To quantify the OCTA parameters, we first uploaded the raw data to the Advanced Retina Imaging Network at the Advanced Retina Imaging Network Hub (https://arinetworkhub.com). The data were then analyzed using the choroid quantification (v20220224-B) and macular density (v20210824-B) algorithms, which automatically quantified the choroid and retinal slabs31.
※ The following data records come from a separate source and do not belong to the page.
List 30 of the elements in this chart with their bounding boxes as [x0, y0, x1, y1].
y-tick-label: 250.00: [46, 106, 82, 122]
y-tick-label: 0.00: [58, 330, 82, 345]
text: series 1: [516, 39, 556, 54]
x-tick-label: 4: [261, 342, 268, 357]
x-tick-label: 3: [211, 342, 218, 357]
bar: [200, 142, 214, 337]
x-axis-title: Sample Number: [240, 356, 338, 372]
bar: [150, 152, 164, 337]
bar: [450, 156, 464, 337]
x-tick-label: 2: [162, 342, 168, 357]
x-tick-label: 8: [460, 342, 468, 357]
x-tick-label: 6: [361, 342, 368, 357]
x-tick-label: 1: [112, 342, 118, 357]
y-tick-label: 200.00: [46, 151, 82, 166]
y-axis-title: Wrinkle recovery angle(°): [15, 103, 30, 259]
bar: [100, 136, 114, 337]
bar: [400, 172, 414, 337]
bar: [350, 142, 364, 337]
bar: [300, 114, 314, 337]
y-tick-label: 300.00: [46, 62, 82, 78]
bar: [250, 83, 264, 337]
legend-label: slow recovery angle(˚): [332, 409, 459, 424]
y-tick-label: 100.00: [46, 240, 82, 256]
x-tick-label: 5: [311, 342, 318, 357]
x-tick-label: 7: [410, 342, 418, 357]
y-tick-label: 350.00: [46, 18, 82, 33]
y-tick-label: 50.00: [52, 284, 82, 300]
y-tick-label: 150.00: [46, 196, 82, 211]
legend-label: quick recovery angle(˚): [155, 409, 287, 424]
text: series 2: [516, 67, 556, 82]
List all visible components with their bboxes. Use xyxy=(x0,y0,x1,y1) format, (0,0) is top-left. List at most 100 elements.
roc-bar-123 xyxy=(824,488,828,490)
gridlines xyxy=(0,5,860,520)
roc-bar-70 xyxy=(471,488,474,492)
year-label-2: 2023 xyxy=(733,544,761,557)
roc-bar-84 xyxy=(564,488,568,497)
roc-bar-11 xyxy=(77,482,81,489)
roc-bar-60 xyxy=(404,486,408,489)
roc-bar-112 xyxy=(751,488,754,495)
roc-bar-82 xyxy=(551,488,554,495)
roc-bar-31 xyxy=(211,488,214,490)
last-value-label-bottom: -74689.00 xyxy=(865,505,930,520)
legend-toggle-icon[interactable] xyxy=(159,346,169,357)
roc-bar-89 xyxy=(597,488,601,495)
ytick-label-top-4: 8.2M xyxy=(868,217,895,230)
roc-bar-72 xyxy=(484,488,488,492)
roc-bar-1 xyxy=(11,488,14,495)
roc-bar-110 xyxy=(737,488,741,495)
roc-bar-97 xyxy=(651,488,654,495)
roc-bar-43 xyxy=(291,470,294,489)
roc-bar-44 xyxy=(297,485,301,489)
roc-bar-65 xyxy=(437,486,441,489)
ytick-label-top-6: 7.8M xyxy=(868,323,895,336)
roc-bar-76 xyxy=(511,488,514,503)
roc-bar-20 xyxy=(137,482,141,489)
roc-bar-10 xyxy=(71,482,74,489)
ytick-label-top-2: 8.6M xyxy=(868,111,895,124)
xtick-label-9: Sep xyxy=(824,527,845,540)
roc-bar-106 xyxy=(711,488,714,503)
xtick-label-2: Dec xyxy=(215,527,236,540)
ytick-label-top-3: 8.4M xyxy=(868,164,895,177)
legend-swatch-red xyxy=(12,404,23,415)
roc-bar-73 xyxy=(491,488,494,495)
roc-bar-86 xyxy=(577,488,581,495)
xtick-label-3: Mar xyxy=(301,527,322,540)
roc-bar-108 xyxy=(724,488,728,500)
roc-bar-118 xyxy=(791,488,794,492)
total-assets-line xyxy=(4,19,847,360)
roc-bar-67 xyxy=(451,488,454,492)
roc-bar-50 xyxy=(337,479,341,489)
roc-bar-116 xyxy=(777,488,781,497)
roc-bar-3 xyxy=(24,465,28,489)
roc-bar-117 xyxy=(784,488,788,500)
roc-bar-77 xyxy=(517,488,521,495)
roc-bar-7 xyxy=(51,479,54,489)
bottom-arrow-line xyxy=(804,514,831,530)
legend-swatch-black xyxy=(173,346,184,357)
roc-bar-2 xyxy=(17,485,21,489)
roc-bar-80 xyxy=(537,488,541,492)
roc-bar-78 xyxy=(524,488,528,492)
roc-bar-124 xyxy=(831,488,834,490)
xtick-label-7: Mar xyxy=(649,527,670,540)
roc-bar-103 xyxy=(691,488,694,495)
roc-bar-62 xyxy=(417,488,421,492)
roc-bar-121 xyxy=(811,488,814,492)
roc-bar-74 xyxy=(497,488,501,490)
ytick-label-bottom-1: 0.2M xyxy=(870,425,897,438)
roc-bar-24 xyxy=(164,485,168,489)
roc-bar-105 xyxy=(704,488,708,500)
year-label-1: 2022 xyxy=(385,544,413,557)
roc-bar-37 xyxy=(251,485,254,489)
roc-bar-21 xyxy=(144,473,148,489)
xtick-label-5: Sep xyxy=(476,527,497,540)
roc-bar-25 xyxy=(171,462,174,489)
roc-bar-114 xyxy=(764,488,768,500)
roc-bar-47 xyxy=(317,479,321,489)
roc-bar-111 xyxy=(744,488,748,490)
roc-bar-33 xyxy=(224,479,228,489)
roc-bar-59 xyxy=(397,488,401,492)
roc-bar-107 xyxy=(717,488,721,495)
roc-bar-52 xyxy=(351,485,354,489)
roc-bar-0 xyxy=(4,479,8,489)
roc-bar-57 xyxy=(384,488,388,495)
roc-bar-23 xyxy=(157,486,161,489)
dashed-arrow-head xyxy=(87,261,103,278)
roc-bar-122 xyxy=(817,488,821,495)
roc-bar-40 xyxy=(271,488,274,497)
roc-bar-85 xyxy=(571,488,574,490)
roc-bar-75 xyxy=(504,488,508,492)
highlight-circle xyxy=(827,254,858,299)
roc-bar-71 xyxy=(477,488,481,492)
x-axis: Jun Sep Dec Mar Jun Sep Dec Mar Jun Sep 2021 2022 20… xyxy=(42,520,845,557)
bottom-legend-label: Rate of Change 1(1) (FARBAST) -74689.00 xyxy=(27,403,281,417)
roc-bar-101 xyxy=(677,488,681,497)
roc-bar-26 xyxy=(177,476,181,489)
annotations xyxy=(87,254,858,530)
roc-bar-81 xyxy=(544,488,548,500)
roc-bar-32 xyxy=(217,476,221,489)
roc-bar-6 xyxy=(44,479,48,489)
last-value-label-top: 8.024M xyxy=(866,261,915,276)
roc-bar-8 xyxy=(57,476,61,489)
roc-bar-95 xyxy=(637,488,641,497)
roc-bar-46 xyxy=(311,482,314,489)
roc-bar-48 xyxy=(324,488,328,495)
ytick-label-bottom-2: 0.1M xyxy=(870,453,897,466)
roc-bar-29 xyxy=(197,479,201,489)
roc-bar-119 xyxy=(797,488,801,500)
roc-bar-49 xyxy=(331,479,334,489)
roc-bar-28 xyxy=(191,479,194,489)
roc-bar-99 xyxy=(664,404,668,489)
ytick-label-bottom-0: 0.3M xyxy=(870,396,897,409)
A multilevel linear mixed effects model was generated to analyze the longitudinal effect of clinical parameters and retinal pathology on the RS measurements of each grid. A multilevel analysis was performed with 1776 microperimetry measurements (37 measuring points at each examination, 4 visits, 12 patients) at level 1 (the lowest level), which are nested within 4 visits at level 2, which are nested within 12 patients at level 3 (the highest level). Clinical parameters (age and sex), outer retinal integrity grade, OCTA parameters and retinal lesion height were fixed effects. Two models were fitted with RS measurement and change in RS between baseline and final visit as outcomes. Coefficients were nested in patients as a random effect. The model for RS change used both baseline value and change in retinal pathology lesion height between baseline (visit 1) and second visit (visit 2) to reflect response to treatment.